Cooperação Internacional e Desenvolvimento de Estratégias

A colaboração entre o Brasil e a Itália, assim como com outros países, é fundamental. Compartilhar informações, estratégias e desenvolver tecnologias de segurança conjuntas pode fortalecer a capacidade de ambos os países de combater ameaças cibernéticas.

Lições Aprendidas e Aplicadas

O ataque na Itália serve como um alerta para o Brasil sobre a importância de fortalecer a segurança cibernética. Investir em infraestrutura de TI, conscientização sobre segurança e estratégias proativas são passos essenciais.

O ataque cibernético realizado pelo grupo Lockbit 3.0, que mirou a administração pública italiana, utilizou técnicas e procedimentos sofisticados, conforme detalhado em relatórios de agências de segurança cibernética, incluindo a CISA (Cybersecurity & Infrastructure Security Agency).

Um dos aspectos chave do ataque foi a exploração da vulnerabilidade CVE-2023-4966, identificada em serviços de software não corrigidos. O método inicial de infecção envolveu a execução de um script PowerShell, que gerou um arquivo DLL malicioso (adobelib.dll), executado em seguida para iniciar o ataque.

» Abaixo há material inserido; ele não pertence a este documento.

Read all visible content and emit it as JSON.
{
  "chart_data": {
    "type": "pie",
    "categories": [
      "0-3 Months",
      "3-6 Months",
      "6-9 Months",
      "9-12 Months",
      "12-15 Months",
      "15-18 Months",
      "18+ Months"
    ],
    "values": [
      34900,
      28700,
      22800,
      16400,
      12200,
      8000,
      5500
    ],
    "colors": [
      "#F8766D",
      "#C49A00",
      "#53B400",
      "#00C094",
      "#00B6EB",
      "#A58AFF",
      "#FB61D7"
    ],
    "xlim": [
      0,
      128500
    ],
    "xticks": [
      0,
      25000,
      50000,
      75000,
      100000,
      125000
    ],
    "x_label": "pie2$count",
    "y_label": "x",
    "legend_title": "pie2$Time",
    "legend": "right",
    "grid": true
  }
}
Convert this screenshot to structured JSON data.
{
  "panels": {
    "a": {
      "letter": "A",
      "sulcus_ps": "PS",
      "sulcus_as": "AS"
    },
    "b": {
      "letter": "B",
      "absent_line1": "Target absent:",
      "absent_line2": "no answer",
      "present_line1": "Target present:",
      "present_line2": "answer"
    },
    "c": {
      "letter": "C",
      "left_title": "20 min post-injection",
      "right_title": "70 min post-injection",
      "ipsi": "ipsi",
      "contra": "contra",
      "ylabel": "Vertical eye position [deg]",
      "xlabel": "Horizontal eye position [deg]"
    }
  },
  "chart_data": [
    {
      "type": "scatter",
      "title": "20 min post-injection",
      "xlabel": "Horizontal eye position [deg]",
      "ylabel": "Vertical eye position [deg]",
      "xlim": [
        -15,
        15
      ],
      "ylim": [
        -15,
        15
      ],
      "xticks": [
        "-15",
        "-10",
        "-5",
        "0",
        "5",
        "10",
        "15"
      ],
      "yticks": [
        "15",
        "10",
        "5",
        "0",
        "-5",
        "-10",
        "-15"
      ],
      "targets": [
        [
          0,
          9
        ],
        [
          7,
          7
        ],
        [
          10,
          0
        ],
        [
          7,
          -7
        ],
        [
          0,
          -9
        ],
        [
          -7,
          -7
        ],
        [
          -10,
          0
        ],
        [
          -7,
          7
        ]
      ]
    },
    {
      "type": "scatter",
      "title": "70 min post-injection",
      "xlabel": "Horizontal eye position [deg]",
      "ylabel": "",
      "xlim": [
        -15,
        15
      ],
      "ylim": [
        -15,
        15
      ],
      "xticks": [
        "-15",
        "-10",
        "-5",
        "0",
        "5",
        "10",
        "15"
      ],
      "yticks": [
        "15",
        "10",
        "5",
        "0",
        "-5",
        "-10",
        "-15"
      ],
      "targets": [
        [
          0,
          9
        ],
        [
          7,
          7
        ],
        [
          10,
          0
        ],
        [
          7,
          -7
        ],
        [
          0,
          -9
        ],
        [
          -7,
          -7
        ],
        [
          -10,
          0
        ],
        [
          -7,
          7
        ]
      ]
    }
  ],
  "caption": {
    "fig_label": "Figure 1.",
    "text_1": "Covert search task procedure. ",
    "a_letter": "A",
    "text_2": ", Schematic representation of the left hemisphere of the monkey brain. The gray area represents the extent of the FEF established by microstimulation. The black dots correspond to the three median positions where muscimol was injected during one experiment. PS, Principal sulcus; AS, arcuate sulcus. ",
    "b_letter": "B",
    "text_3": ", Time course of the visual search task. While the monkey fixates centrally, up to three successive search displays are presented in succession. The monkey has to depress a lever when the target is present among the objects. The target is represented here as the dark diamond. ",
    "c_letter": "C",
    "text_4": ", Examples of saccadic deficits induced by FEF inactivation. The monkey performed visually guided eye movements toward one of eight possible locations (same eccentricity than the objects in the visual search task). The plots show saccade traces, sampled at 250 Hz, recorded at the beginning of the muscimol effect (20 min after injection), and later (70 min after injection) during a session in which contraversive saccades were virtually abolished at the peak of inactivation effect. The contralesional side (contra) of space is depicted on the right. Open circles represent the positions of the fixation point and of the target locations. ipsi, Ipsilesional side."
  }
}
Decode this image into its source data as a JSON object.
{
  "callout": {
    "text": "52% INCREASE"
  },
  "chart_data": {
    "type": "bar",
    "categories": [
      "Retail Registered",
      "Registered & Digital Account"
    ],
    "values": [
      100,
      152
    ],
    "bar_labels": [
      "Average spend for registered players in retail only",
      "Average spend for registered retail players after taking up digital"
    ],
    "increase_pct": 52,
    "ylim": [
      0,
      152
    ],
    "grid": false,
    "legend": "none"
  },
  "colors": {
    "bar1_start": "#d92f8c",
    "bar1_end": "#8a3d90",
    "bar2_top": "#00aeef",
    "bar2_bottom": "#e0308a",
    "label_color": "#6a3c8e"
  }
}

Este arquivo DLL foi essencial para o sucesso do ataque, pois sem a chave hexadecimal correta, ele não seria executado adequadamente.

Os atacantes utilizaram uma variedade de TTPs (Táticas, Técnicas e Procedimentos) associados com atividades de ransomware. Isso incluiu o uso de softwares de administração remota como AnyDesk e Splashtop, scripts em Batch e PowerShell, a execução de arquivos HTA usando a utilidade nativa do Windows mshta.exe, além de outras ferramentas comuns em incidentes de ransomware.

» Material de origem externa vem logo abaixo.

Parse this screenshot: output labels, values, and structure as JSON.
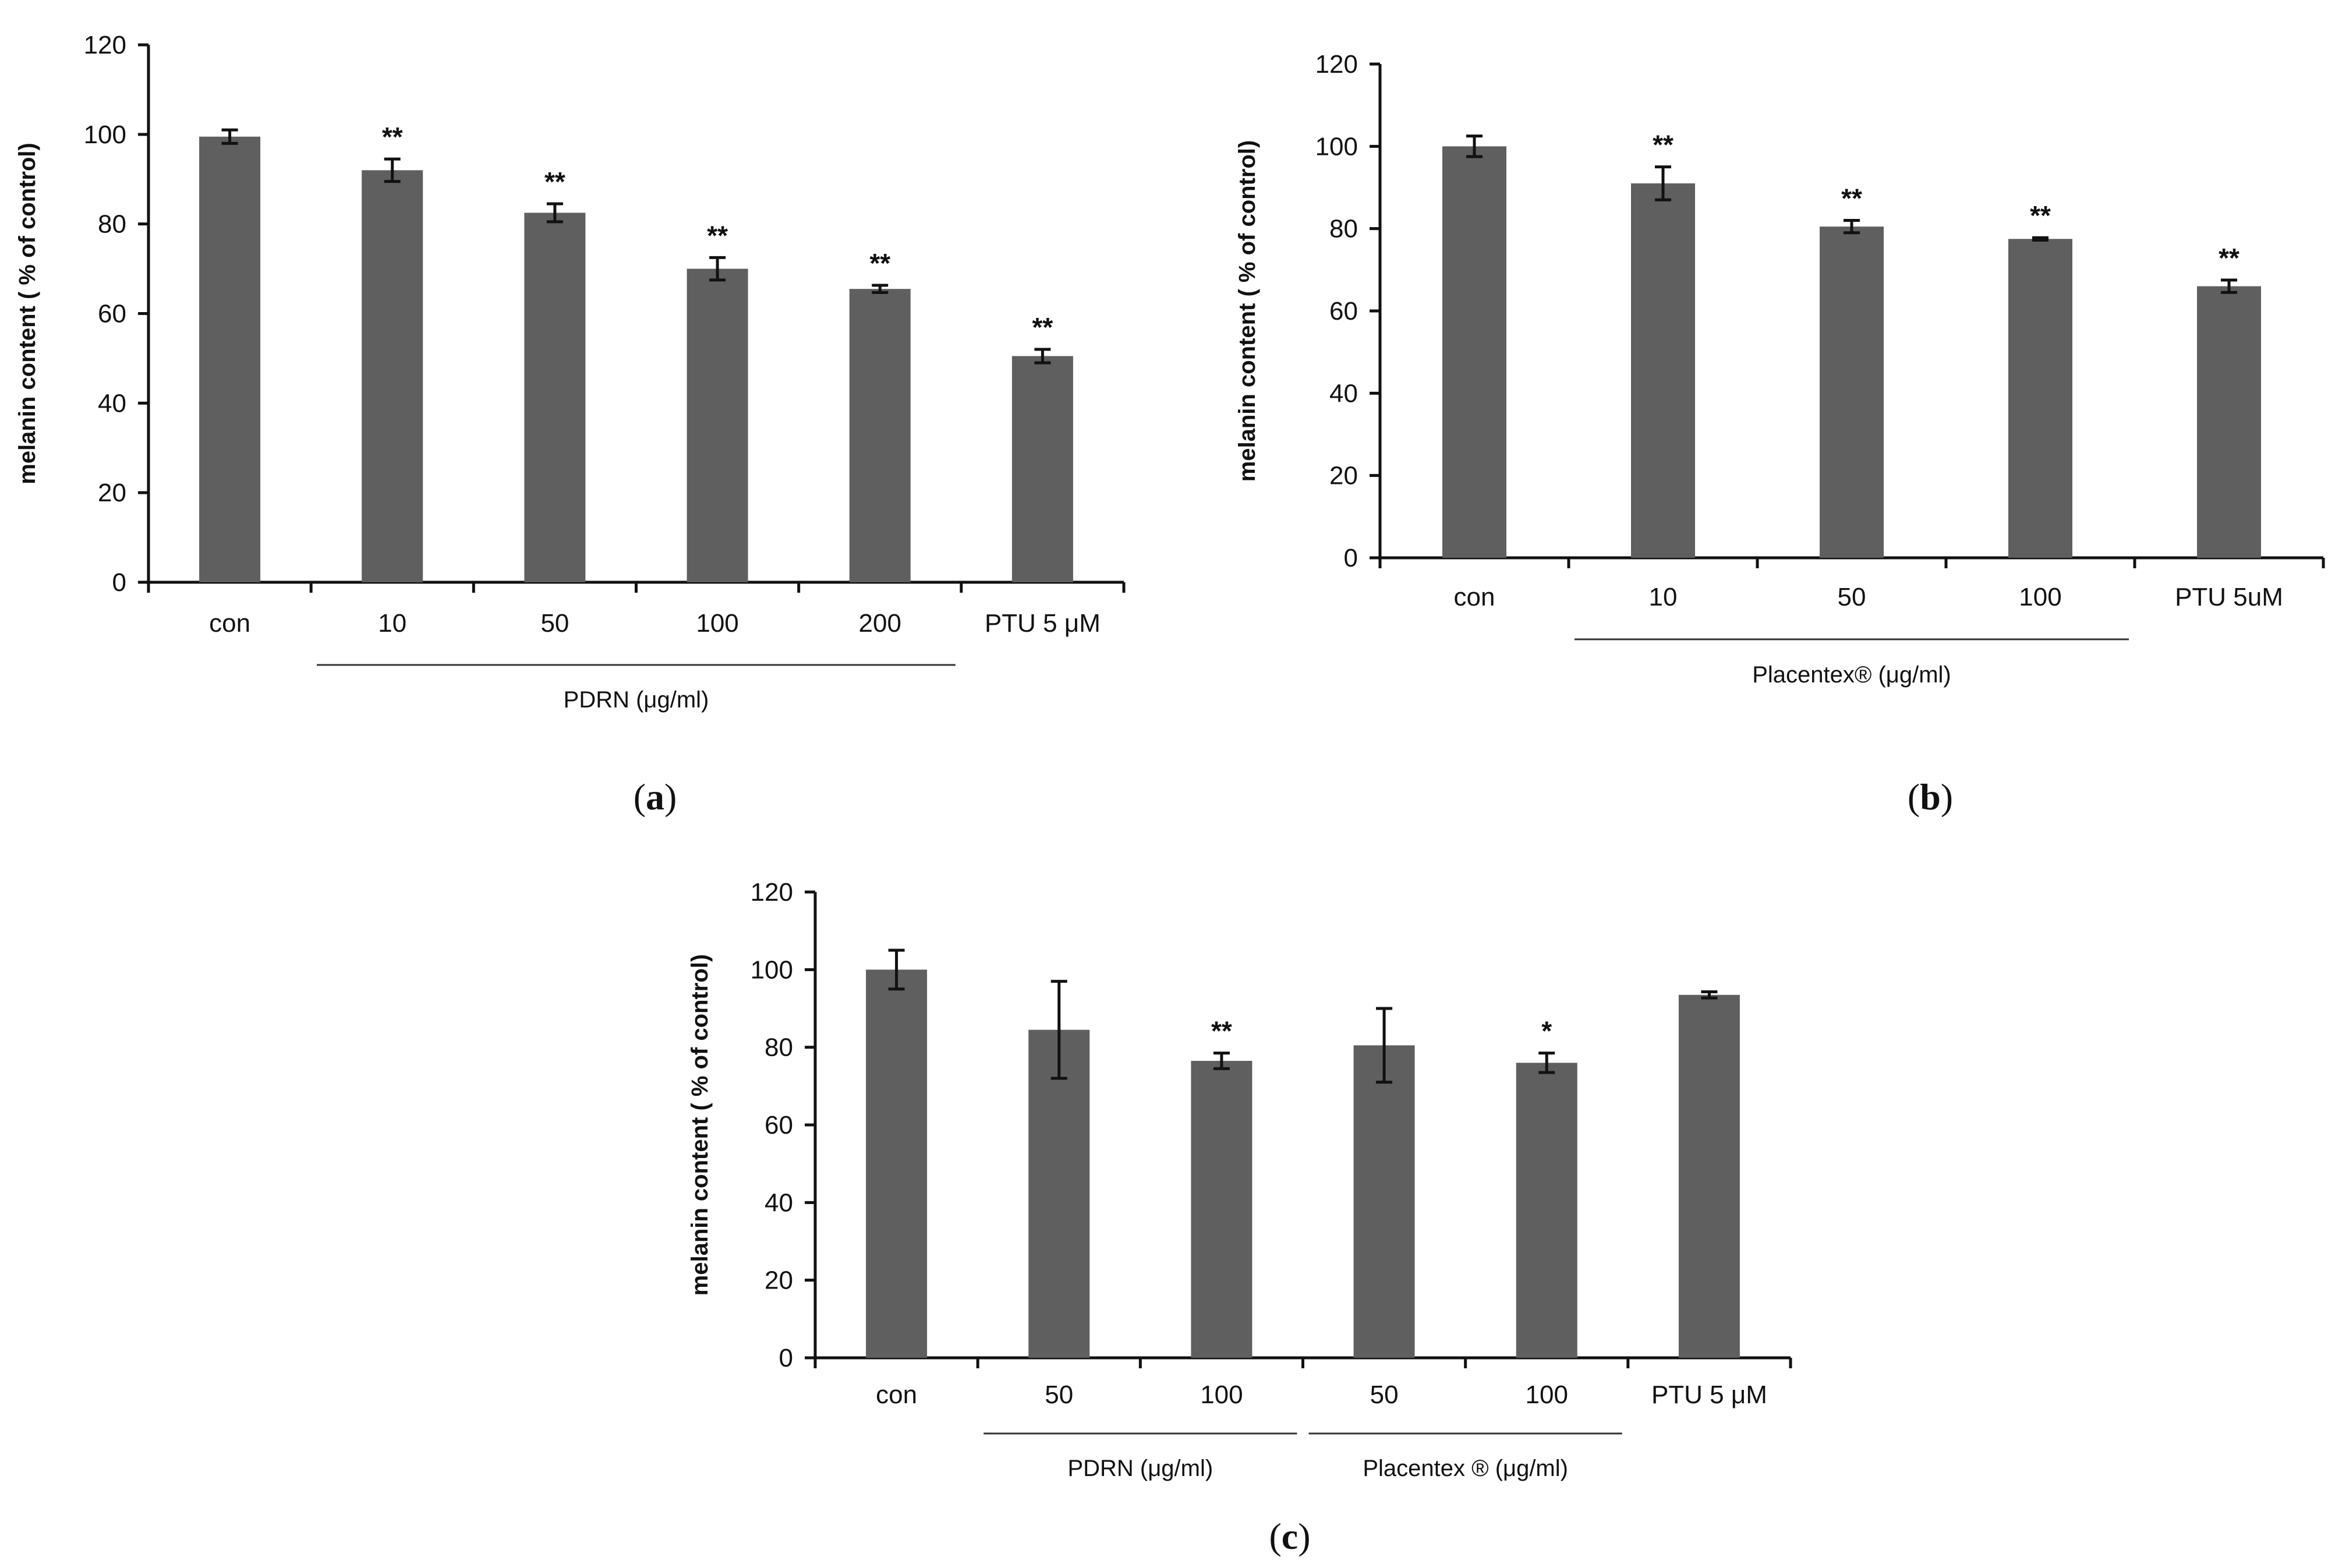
{
  "colors": {
    "bar": "#5f5f5f",
    "axis": "#111111"
  },
  "chart_data": [
    {
      "type": "bar",
      "panel_label": "a",
      "ylabel": "melanin content ( % of control)",
      "ylim": [
        0,
        120
      ],
      "yticks": [
        0,
        20,
        40,
        60,
        80,
        100,
        120
      ],
      "categories": [
        "con",
        "10",
        "50",
        "100",
        "200",
        "PTU 5 μM"
      ],
      "values": [
        99.5,
        92,
        82.5,
        70,
        65.5,
        50.5
      ],
      "errors": [
        1.5,
        2.5,
        2,
        2.5,
        0.8,
        1.5
      ],
      "significance": [
        "",
        "**",
        "**",
        "**",
        "**",
        "**"
      ],
      "group": {
        "label": "PDRN (μg/ml)",
        "from": 1,
        "to": 4
      }
    },
    {
      "type": "bar",
      "panel_label": "b",
      "ylabel": "melanin content ( % of control)",
      "ylim": [
        0,
        120
      ],
      "yticks": [
        0,
        20,
        40,
        60,
        80,
        100,
        120
      ],
      "categories": [
        "con",
        "10",
        "50",
        "100",
        "PTU 5uM"
      ],
      "values": [
        100,
        91,
        80.5,
        77.5,
        66
      ],
      "errors": [
        2.5,
        4,
        1.5,
        0.3,
        1.5
      ],
      "significance": [
        "",
        "**",
        "**",
        "**",
        "**"
      ],
      "group": {
        "label": "Placentex® (μg/ml)",
        "from": 1,
        "to": 3
      }
    },
    {
      "type": "bar",
      "panel_label": "c",
      "ylabel": "melanin content ( % of control)",
      "ylim": [
        0,
        120
      ],
      "yticks": [
        0,
        20,
        40,
        60,
        80,
        100,
        120
      ],
      "categories": [
        "con",
        "50",
        "100",
        "50",
        "100",
        "PTU 5 μM"
      ],
      "values": [
        100,
        84.5,
        76.5,
        80.5,
        76,
        93.5
      ],
      "errors": [
        5,
        12.5,
        2,
        9.5,
        2.5,
        0.8
      ],
      "significance": [
        "",
        "",
        "**",
        "",
        "*",
        ""
      ],
      "groups": [
        {
          "label": "PDRN (μg/ml)",
          "from": 1,
          "to": 2
        },
        {
          "label": "Placentex ® (μg/ml)",
          "from": 3,
          "to": 4
        }
      ]
    }
  ]
}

Além disso, foram observadas tentativas de manter a persistência no sistema comprometido através de tarefas agendadas e outros métodos. O Lockbit 3.0 também se caracteriza por sua capacidade de evitar a engenharia reversa, com características projetadas para retardar ou prevenir essa prática.

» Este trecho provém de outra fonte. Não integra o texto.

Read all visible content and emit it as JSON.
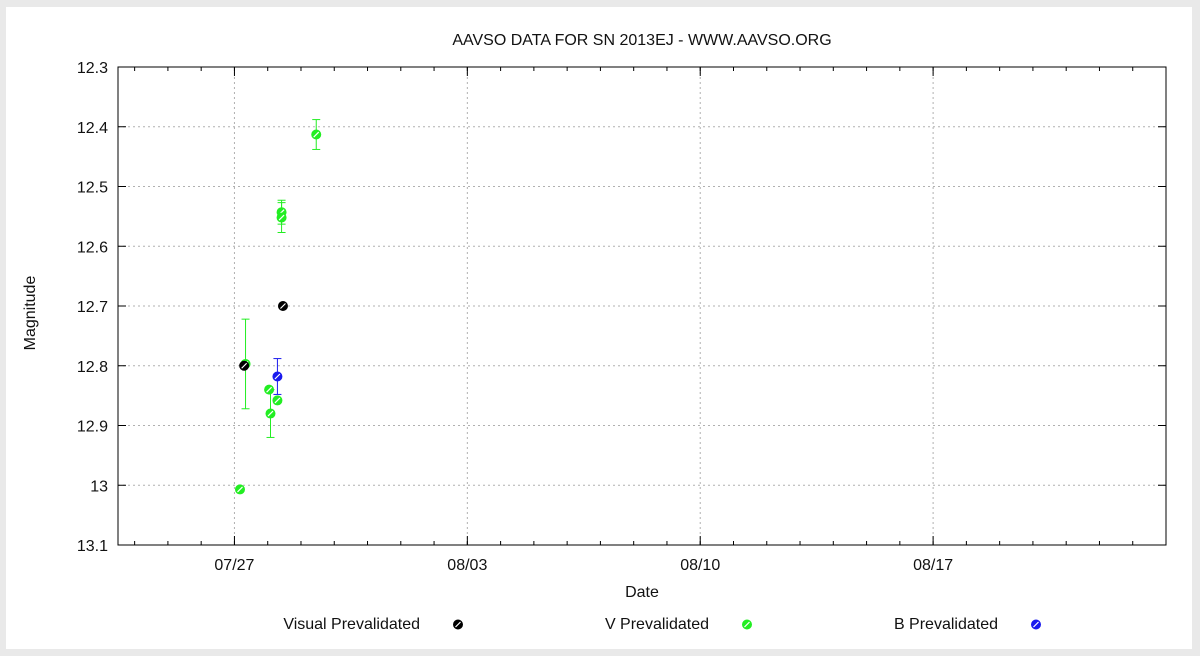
{
  "chart_data": {
    "type": "scatter",
    "title": "AAVSO DATA FOR SN 2013EJ - WWW.AAVSO.ORG",
    "xlabel": "Date",
    "ylabel": "Magnitude",
    "y_inverted": true,
    "ylim": [
      13.1,
      12.3
    ],
    "yticks": [
      12.3,
      12.4,
      12.5,
      12.6,
      12.7,
      12.8,
      12.9,
      13,
      13.1
    ],
    "yticklabels": [
      "12.3",
      "12.4",
      "12.5",
      "12.6",
      "12.7",
      "12.8",
      "12.9",
      "13",
      "13.1"
    ],
    "xlim": [
      "07/23 12:00",
      "08/24 00:00"
    ],
    "xticks": [
      "07/27",
      "08/03",
      "08/10",
      "08/17"
    ],
    "xticklabels": [
      "07/27",
      "08/03",
      "08/10",
      "08/17"
    ],
    "x_minor_ticks_days": 1,
    "grid": true,
    "legend_position": "bottom",
    "series": [
      {
        "name": "Visual Prevalidated",
        "color": "#000000",
        "points": [
          {
            "x": "07/27 07:00",
            "y": 12.8
          },
          {
            "x": "07/28 11:00",
            "y": 12.7
          }
        ]
      },
      {
        "name": "V Prevalidated",
        "color": "#22ee22",
        "points": [
          {
            "x": "07/27 04:00",
            "y": 13.007,
            "err": null
          },
          {
            "x": "07/27 08:00",
            "y": 12.797,
            "err": 0.075
          },
          {
            "x": "07/28 01:00",
            "y": 12.84,
            "err": null
          },
          {
            "x": "07/28 02:00",
            "y": 12.88,
            "err": 0.04
          },
          {
            "x": "07/28 07:00",
            "y": 12.858,
            "err": null
          },
          {
            "x": "07/28 10:00",
            "y": 12.543,
            "err": 0.02
          },
          {
            "x": "07/28 10:00",
            "y": 12.552,
            "err": 0.025
          },
          {
            "x": "07/29 11:00",
            "y": 12.413,
            "err": 0.025
          }
        ]
      },
      {
        "name": "B Prevalidated",
        "color": "#1a1aee",
        "points": [
          {
            "x": "07/28 07:00",
            "y": 12.818,
            "err": 0.03
          }
        ]
      }
    ]
  }
}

Esses detalhes técnicos destacam a sofisticação do Lockbit 3.0 e a necessidade de vigilância constante e atualizações de segurança por parte das organizações. A CISA e outras agências recomendam monitorar e revisar o tráfego para IPs e domínios específicos associados ao Lockbit 3.0 e adotar medidas de mitigação apropriadas.

A segurança cibernética é um desafio global que exige uma resposta coordenada e multifacetada. A colaboração internacional, o compartilhamento de melhores práticas e o investimento contínuo em tecnologias e treinamento são fundamentais para mitigar os riscos associados a ataques cibernéticos. Este incidente serve como um lembrete da constante necessidade de vigilância e adaptação em um mundo cada vez mais digitalizado e interconectado.